Clinical case studies
Donna Tomky, MSN, CDE (ABQ Health Partners, Albuquerque, NM)
Attendees gained a wealth of knowledge from Ms. Donna Tomky’s presentation of clinical case studies on insulin pumps and pens. She synthesized the most appealing features of six pumps, and ran through case studies of insulin delivery errors.
- What is the best pump for your patient? The case studies emphasized that pump choice depends on patient lifestyle and preference. The case study patient ended up choosing the OmniPod because the tubeless design complemented her busy schedule and allowed her to take care of her energetic children. For reference, Ms. Tomsky outlined one unique feature of each pump (table below).
Medtronic MiniMed 530G
Links to the Enlite CGM sensor thus combining both the pump and CGM in one device
Patch pump that eliminates the hassle of tubing
Color touch screen - considered the “iPump” because of its sleek design
Animas OneTouch Ping
One touch meter remote control
300-unit prefilled cartridge
Accu-Chek meter remote control
- One emphasized insulin delivery error was patients not pushing down the pen’s dosing button and instead dialing down the pen (effectively administering no drug). After many attendees chimed in with their own stories of this exact error happening with their own patients (even some who had been using pens for several years!), it was evident of the importance for clinicians to review proper injection technique regardless of patient experience.
Technical case studies
Donna Tomky, MSN, CDE (ABQ Health Partners, Albuquerque, New Mexico); Jen Block, MSN, CDE (Stanford University Medical Center, Palo Alto, CA); Donna Jornsay, CDE (Long Island Jewish Medical Center, New Hyde Park, NY)
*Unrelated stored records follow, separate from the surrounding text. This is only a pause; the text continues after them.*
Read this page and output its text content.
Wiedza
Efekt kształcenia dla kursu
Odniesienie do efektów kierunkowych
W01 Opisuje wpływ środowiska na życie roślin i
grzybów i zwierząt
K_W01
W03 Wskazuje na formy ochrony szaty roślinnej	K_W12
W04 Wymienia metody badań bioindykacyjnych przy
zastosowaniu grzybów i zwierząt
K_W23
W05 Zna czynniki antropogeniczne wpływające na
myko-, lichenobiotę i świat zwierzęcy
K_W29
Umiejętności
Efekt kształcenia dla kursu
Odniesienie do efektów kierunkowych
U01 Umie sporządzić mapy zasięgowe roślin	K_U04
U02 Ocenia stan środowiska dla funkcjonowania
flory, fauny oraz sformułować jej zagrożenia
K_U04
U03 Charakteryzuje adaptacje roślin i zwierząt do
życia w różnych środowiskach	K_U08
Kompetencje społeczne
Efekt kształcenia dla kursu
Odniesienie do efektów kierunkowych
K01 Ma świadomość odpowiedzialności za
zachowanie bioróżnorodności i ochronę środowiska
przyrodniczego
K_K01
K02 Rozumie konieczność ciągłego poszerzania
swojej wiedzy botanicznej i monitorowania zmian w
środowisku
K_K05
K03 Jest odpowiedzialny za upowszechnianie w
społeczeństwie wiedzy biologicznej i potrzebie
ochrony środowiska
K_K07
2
We were excited to try out the insulin pens and pumps during the technical case studies and hands-on experiences, and this workshop did not disappoint. We practiced adjusting the pump settings, calculating doses, and troubleshooting the Medtronic MiniMed 530G, the Tandem t:slim, and the Insulet OmniPod. An important issue that came up was the lack of education that hospitalists had in diabetes technology training. One attendee shared that his practice was giving patients notes before they went in the inpatient setting, urging the hospital staff to not adjust or even touch their insulin pumps.
- “The intense fear of diabetes complications sometimes pushes people to be trigger happy with their insulin dosing.” This insightful comment came from the first case study of a patient constantly overriding his pump’s recommended bolus doses. Fear of highs all too often result in patients reaching dangerous lows, and clinicians should be checking pump downloads to assess when patients are adding too much insulin in response to hyperglycemia.
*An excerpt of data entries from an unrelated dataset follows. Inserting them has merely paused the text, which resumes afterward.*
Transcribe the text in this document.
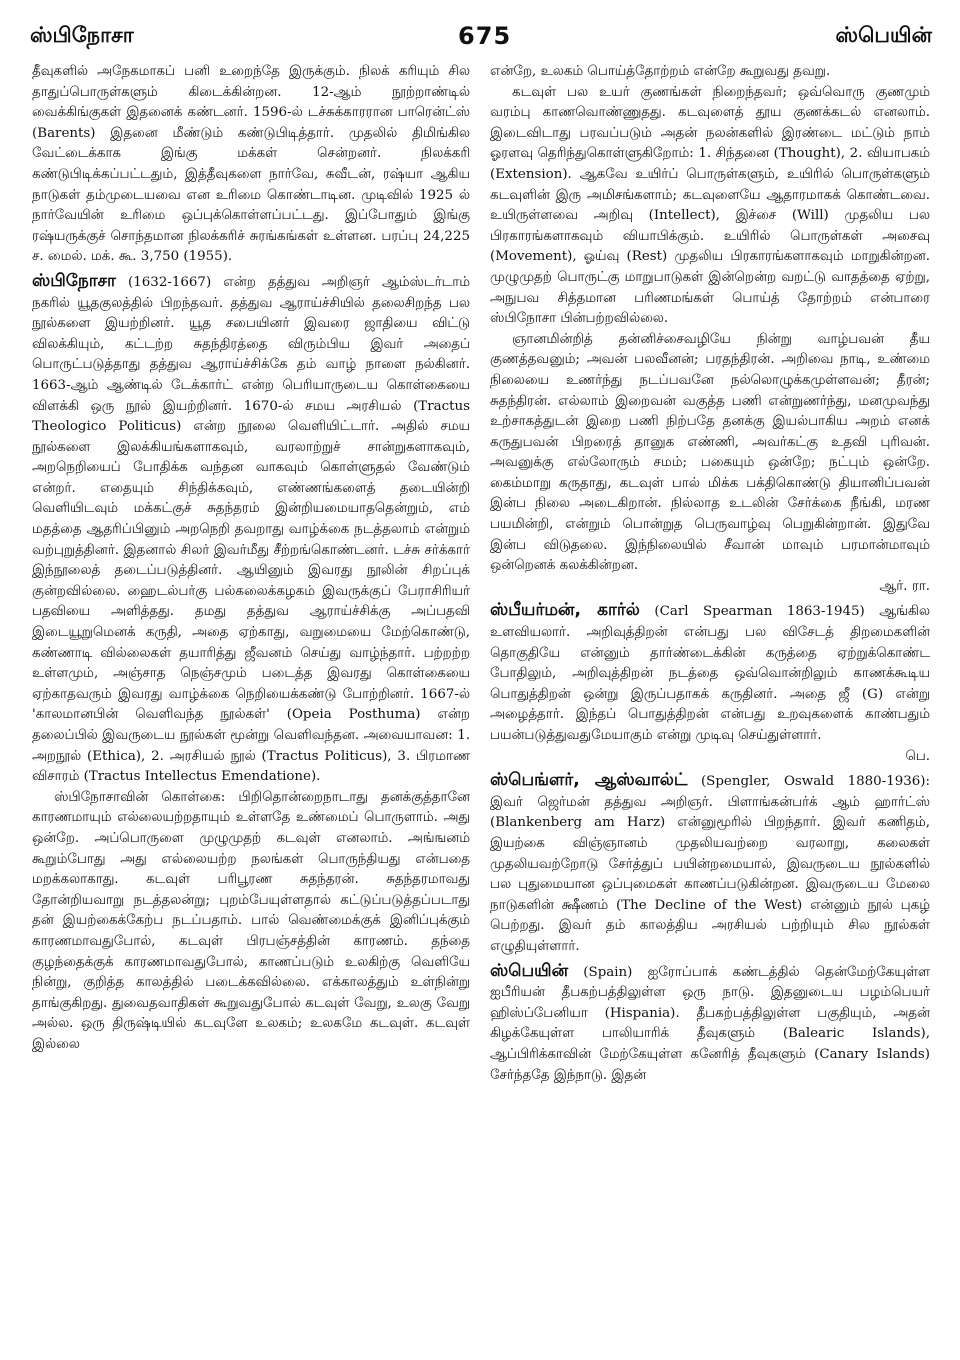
ஸ்பிநோசா	675	ஸ்பெயின்

தீவுகளில் அநேகமாகப் பனி உறைந்தே இருக்கும். நிலக் கரியும் சில தாதுப்பொருள்களும் கிடைக்கின்றன. 12-ஆம் நூற்றாண்டில் வைக்கிங்குகள் இதனைக் கண்டனர். 1596-ல் டச்சுக்காரரான பாரென்ட்ஸ் (Barents) இதனை மீண்டும் கண்டுபிடித்தார். முதலில் திமிங்கில வேட்டைக்காக இங்கு மக்கள் சென்றனர். நிலக்கரி கண்டுபிடிக்கப்பட்டதும், இத்தீவுகளை நார்வே, சுவீடன், ரஷ்யா ஆகிய நாடுகள் தம்முடையவை என உரிமை கொண்டாடின. முடிவில் 1925 ல் நார்வேயின் உரிமை ஒப்புக்கொள்ளப்பட்டது. இப்போதும் இங்கு ரஷ்யருக்குச் சொந்தமான நிலக்கரிச் சுரங்கங்கள் உள்ளன. பரப்பு 24,225 ச. மைல். மக். கூ. 3,750 (1955).

ஸ்பிநோசா (1632-1667) என்ற தத்துவ அறிஞர் ஆம்ஸ்டர்டாம் நகரில் யூதகுலத்தில் பிறந்தவர். தத்துவ ஆராய்ச்சியில் தலைசிறந்த பல நூல்களை இயற்றினர். யூத சபையினர் இவரை ஜாதியை விட்டு விலக்கியும், கட்டற்ற சுதந்திரத்தை விரும்பிய இவர் அதைப் பொருட்படுத்தாது தத்துவ ஆராய்ச்சிக்கே தம் வாழ் நாளை நல்கினர். 1663-ஆம் ஆண்டில் டேக்கார்ட் என்ற பெரியாருடைய கொள்கையை விளக்கி ஒரு நூல் இயற்றினர். 1670-ல் சமய அரசியல் (Tractus Theologico Politicus) என்ற நூலை வெளியிட்டார். அதில் சமய நூல்களை இலக்கியங்களாகவும், வரலாற்றுச் சான்றுகளாகவும், அறநெறியைப் போதிக்க வந்தன வாகவும் கொள்ளுதல் வேண்டும் என்றர். எதையும் சிந்திக்கவும், எண்ணங்களைத் தடையின்றி வெளியிடவும் மக்கட்குச் சுதந்தரம் இன்றியமையாததென்றும், எம் மதத்தை ஆதரிப்பினும் அறநெறி தவறாது வாழ்க்கை நடத்தலாம் என்றும் வற்புறுத்தினர். இதனால் சிலர் இவர்மீது சீற்றங்கொண்டனர். டச்சு சர்க்கார் இந்நூலைத் தடைப்படுத்தினர். ஆயினும் இவரது நூலின் சிறப்புக் குன்றவில்லை. ஹைடல்பர்கு பல்கலைக்கழகம் இவருக்குப் பேராசிரியர் பதவியை அளித்தது. தமது தத்துவ ஆராய்ச்சிக்கு அப்பதவி இடையூறுமெனக் கருதி, அதை ஏற்காது, வறுமையை மேற்கொண்டு, கண்ணாடி வில்லைகள் தயாரித்து ஜீவனம் செய்து வாழ்ந்தார். பற்றற்ற உள்ளமும், அஞ்சாத நெஞ்சமும் படைத்த இவரது கொள்கையை ஏற்காதவரும் இவரது வாழ்க்கை நெறியைக்கண்டு போற்றினர். 1667-ல் 'காலமானபின் வெளிவந்த நூல்கள்' (Opeia Posthuma) என்ற தலைப்பில் இவருடைய நூல்கள் மூன்று வெளிவந்தன. அவையாவன: 1. அறநூல் (Ethica), 2. அரசியல் நூல் (Tractus Politicus), 3. பிரமாண விசாரம் (Tractus Intellectus Emendatione).

ஸ்பிநோசாவின் கொள்கை: பிறிதொன்றைநாடாது தனக்குத்தானே காரணமாயும் எல்லையற்றதாயும் உள்ளதே உண்மைப் பொருளாம். அது ஒன்றே. அப்பொருளை முழுமுதற் கடவுள் எனலாம். அங்ஙனம் கூறும்போது அது எல்லையற்ற நலங்கள் பொருந்தியது என்பதை மறக்கலாகாது. கடவுள் பரிபூரண சுதந்தரன். சுதந்தரமாவது தோன்றியவாறு நடத்தலன்று; புறம்பேயுள்ளதால் கட்டுப்படுத்தப்படாது தன் இயற்கைக்கேற்ப நடப்பதாம். பால் வெண்மைக்குக் இனிப்புக்கும் காரணமாவதுபோல், கடவுள் பிரபஞ்சத்தின் காரணம். தந்தை குழந்தைக்குக் காரணமாவதுபோல், காணப்படும் உலகிற்கு வெளியே நின்று, குறித்த காலத்தில் படைக்கவில்லை. எக்காலத்தும் உள்நின்று தாங்குகிறது. துவைதவாதிகள் கூறுவதுபோல் கடவுள் வேறு, உலகு வேறு அல்ல. ஒரு திருஷ்டியில் கடவுளே உலகம்; உலகமே கடவுள். கடவுள் இல்லை

என்றே, உலகம் பொய்த்தோற்றம் என்றே கூறுவது தவறு.

கடவுள் பல உயர் குணங்கள் நிறைந்தவர்; ஒவ்வொரு குணமும் வரம்பு காணவொண்ணுதது. கடவுளைத் தூய குணக்கடல் எனலாம். இடைவிடாது பரவப்படும் அதன் நலன்களில் இரண்டை மட்டும் நாம் ஓரளவு தெரிந்துகொள்ளுகிறோம்: 1. சிந்தனை (Thought), 2. வியாபகம் (Extension). ஆகவே உயிர்ப் பொருள்களும், உயிரில் பொருள்களும் கடவுளின் இரு அமிசங்களாம்; கடவுளையே ஆதாரமாகக் கொண்டவை. உயிருள்ளவை அறிவு (Intellect), இச்சை (Will) முதலிய பல பிரகாரங்களாகவும் வியாபிக்கும். உயிரில் பொருள்கள் அசைவு (Movement), ஓய்வு (Rest) முதலிய பிரகாரங்களாகவும் மாறுகின்றன. முழுமுதற் பொருட்கு மாறுபாடுகள் இன்றென்ற வறட்டு வாதத்தை ஏற்று, அநுபவ சித்தமான பரிணமங்கள் பொய்த் தோற்றம் என்பாரை ஸ்பிநோசா பின்பற்றவில்லை.

ஞானமின்றித் தன்னிச்சைவழியே நின்று வாழ்பவன் தீய குணத்தவனும்; அவன் பலவீனன்; பரதந்திரன். அறிவை நாடி, உண்மை நிலையை உணர்ந்து நடப்பவனே நல்லொழுக்கமுள்ளவன்; தீரன்; சுதந்திரன். எல்லாம் இறைவன் வகுத்த பணி என்றுணர்ந்து, மனமுவந்து உற்சாகத்துடன் இறை பணி நிற்பதே தனக்கு இயல்பாகிய அறம் எனக் கருதுபவன் பிறரைத் தானுக எண்ணி, அவர்கட்கு உதவி புரிவன். அவனுக்கு எல்லோரும் சமம்; பகையும் ஒன்றே; நட்பும் ஒன்றே. கைம்மாறு கருதாது, கடவுள் பால் மிக்க பக்திகொண்டு தியானிப்பவன் இன்ப நிலை அடைகிறான். நில்லாத உடலின் சேர்க்கை நீங்கி, மரண பயமின்றி, என்றும் பொன்றுத பெருவாழ்வு பெறுகின்றான். இதுவே இன்ப விடுதலை. இந்நிலையில் சீவான் மாவும் பரமான்மாவும் ஒன்றெனக் கலக்கின்றன.

ஆர். ரா.

ஸ்பீயர்மன், கார்ல் (Carl Spearman 1863-1945) ஆங்கில உளவியலார். அறிவுத்திறன் என்பது பல விசேடத் திறமைகளின் தொகுதியே என்னும் தார்ண்டைக்கின் கருத்தை ஏற்றுக்கொண்ட போதிலும், அறிவுத்திறன் நடத்தை ஒவ்வொன்றிலும் காணக்கூடிய பொதுத்திறன் ஒன்று இருப்பதாகக் கருதினர். அதை ஜீ (G) என்று அழைத்தார். இந்தப் பொதுத்திறன் என்பது உறவுகளைக் காண்பதும் பயன்படுத்துவதுமேயாகும் என்று முடிவு செய்துள்ளார்.

பெ.

ஸ்பெங்ளர், ஆஸ்வால்ட் (Spengler, Oswald 1880-1936): இவர் ஜெர்மன் தத்துவ அறிஞர். பிளாங்கன்பர்க் ஆம் ஹார்ட்ஸ் (Blankenberg am Harz) என்னுமூரில் பிறந்தார். இவர் கணிதம், இயற்கை விஞ்ஞானம் முதலியவற்றை வரலாறு, கலைகள் முதலியவற்றோடு சேர்த்துப் பயின்றமையால், இவருடைய நூல்களில் பல புதுமையான ஒப்புமைகள் காணப்படுகின்றன. இவருடைய மேலை நாடுகளின் க்ஷீணம் (The Decline of the West) என்னும் நூல் புகழ் பெற்றது. இவர் தம் காலத்திய அரசியல் பற்றியும் சில நூல்கள் எழுதியுள்ளார்.

ஸ்பெயின் (Spain) ஐரோப்பாக் கண்டத்தில் தென்மேற்கேயுள்ள ஐபீரியன் தீபகற்பத்திலுள்ள ஒரு நாடு. இதனுடைய பழம்பெயர் ஹிஸ்ப்பேனியா (Hispania). தீபகற்பத்திலுள்ள பகுதியும், அதன் கிழக்கேயுள்ள பாலியாரிக் தீவுகளும் (Balearic Islands), ஆப்பிரிக்காவின் மேற்கேயுள்ள கனேரித் தீவுகளும் (Canary Islands) சேர்ந்ததே இந்நாடு. இதன்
- In the second case study led by the fantastic Ms. Jen Block, attendees had to confront a lack of blood glucose data from a pre-teen type 1 patient. Often, adolescent patients do not feel the need to test frequently, so when hyperglycemia, hypoglycemia, or even DKA arises, clinicians are left with scarce resources to identify the root cause. As a preventative measure, clinicians should encourage patients to check their blood glucose often, have a plan for pump failure, and check blood ketones whenever possible.
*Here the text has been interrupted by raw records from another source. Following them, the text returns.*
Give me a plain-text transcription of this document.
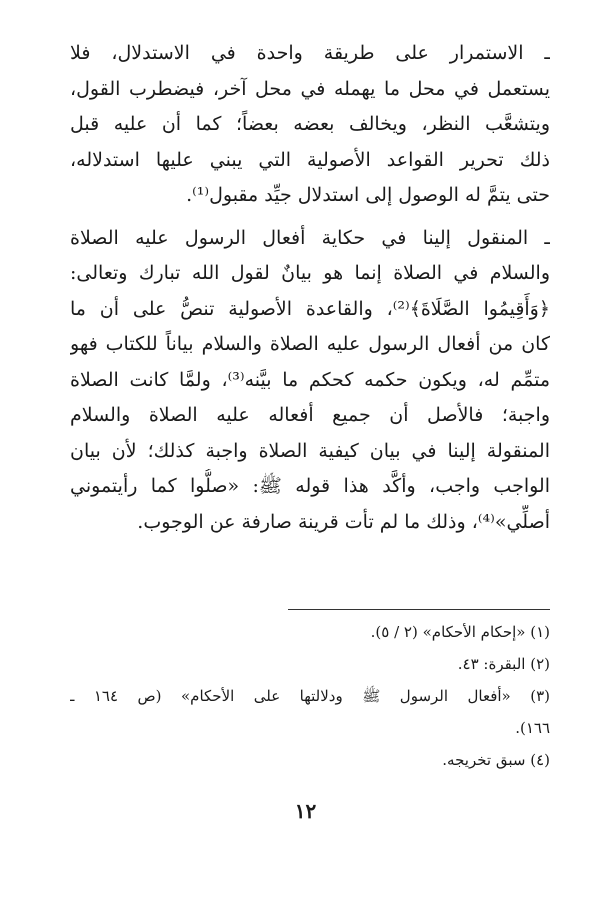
ـ الاستمرار على طريقة واحدة في الاستدلال، فلا
يستعمل في محل ما يهمله في محل آخر، فيضطرب القول،
ويتشعَّب النظر، ويخالف بعضه بعضاً؛ كما أن عليه قبل
ذلك تحرير القواعد الأصولية التي يبني عليها استدلاله،
حتى يتمَّ له الوصول إلى استدلال جيِّد مقبول⁽¹⁾.

ـ المنقول إلينا في حكاية أفعال الرسول عليه الصلاة
والسلام في الصلاة إنما هو بيانٌ لقول الله تبارك وتعالى:
﴿وَأَقِيمُوا الصَّلَاةَ﴾⁽²⁾، والقاعدة الأصولية تنصُّ على أن ما
كان من أفعال الرسول عليه الصلاة والسلام بياناً للكتاب فهو
متمِّم له، ويكون حكمه كحكم ما بيَّنه⁽³⁾، ولمَّا كانت الصلاة
واجبة؛ فالأصل أن جميع أفعاله عليه الصلاة والسلام
المنقولة إلينا في بيان كيفية الصلاة واجبة كذلك؛ لأن بيان
الواجب واجب، وأكَّد هذا قوله ﷺ: «صلُّوا كما رأيتموني
أصلِّي»⁽⁴⁾، وذلك ما لم تأت قرينة صارفة عن الوجوب.

(١) «إحكام الأحكام» (٢ / ٥).
(٢) البقرة: ٤٣.
(٣) «أفعال الرسول ﷺ ودلالتها على الأحكام» (ص ١٦٤ ـ
١٦٦).
(٤) سبق تخريجه.
١٢
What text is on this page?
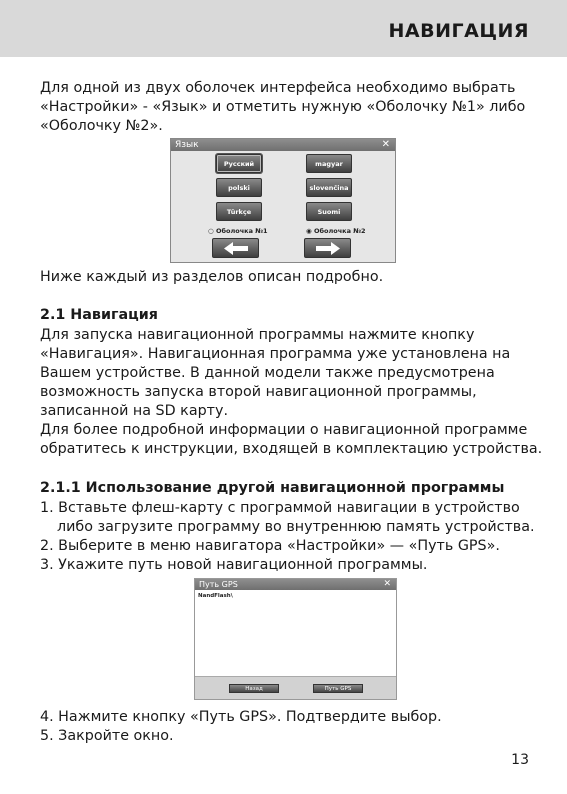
НАВИГАЦИЯ

Для одной из двух оболочек интерфейса необходимо выбрать

«Настройки» - «Язык» и отметить нужную «Оболочку №1» либо

«Оболочку №2».

Язык	✕
Русский	magyar
polski	slovenčina
Türkçe	Suomi
○ Оболочка №1	◉ Оболочка №2

Ниже каждый из разделов описан подробно.

2.1 Навигация

Для запуска навигационной программы нажмите кнопку

«Навигация». Навигационная программа уже установлена на

Вашем устройстве. В данной модели также предусмотрена

возможность запуска второй навигационной программы,

записанной на SD карту.

Для более подробной информации о навигационной программе

обратитесь к инструкции, входящей в комплектацию устройства.

2.1.1 Использование другой навигационной программы

1. Вставьте флеш-карту с программой навигации в устройство

либо загрузите программу во внутреннюю память устройства.

2. Выберите в меню навигатора «Настройки» — «Путь GPS».

3. Укажите путь новой навигационной программы.

Путь GPS	✕
NandFlash\
Назад	Путь GPS

4. Нажмите кнопку «Путь GPS». Подтвердите выбор.

5. Закройте окно.

13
- Poorly trained pump wearers can face difficulty and even clinical danger in the inpatient setting. In the third technical case study, a type 1 patient experienced hypoglycemia after restarting her pump after discharge from an inpatient procedure (during which the hospital nurse changed the patient’s pump settings, and the patient had no idea how to reset them). The obvious solution was to recalculate and reprogram the pump and ensure thorough education on proper pump use. There was room-wide alarm at the hospital staff’s poor understanding of type 1 diabetes and insulin pump use – several attendees shared similar stories of their patients’ diabetes management being inadvertently sabotaged by inpatient staff.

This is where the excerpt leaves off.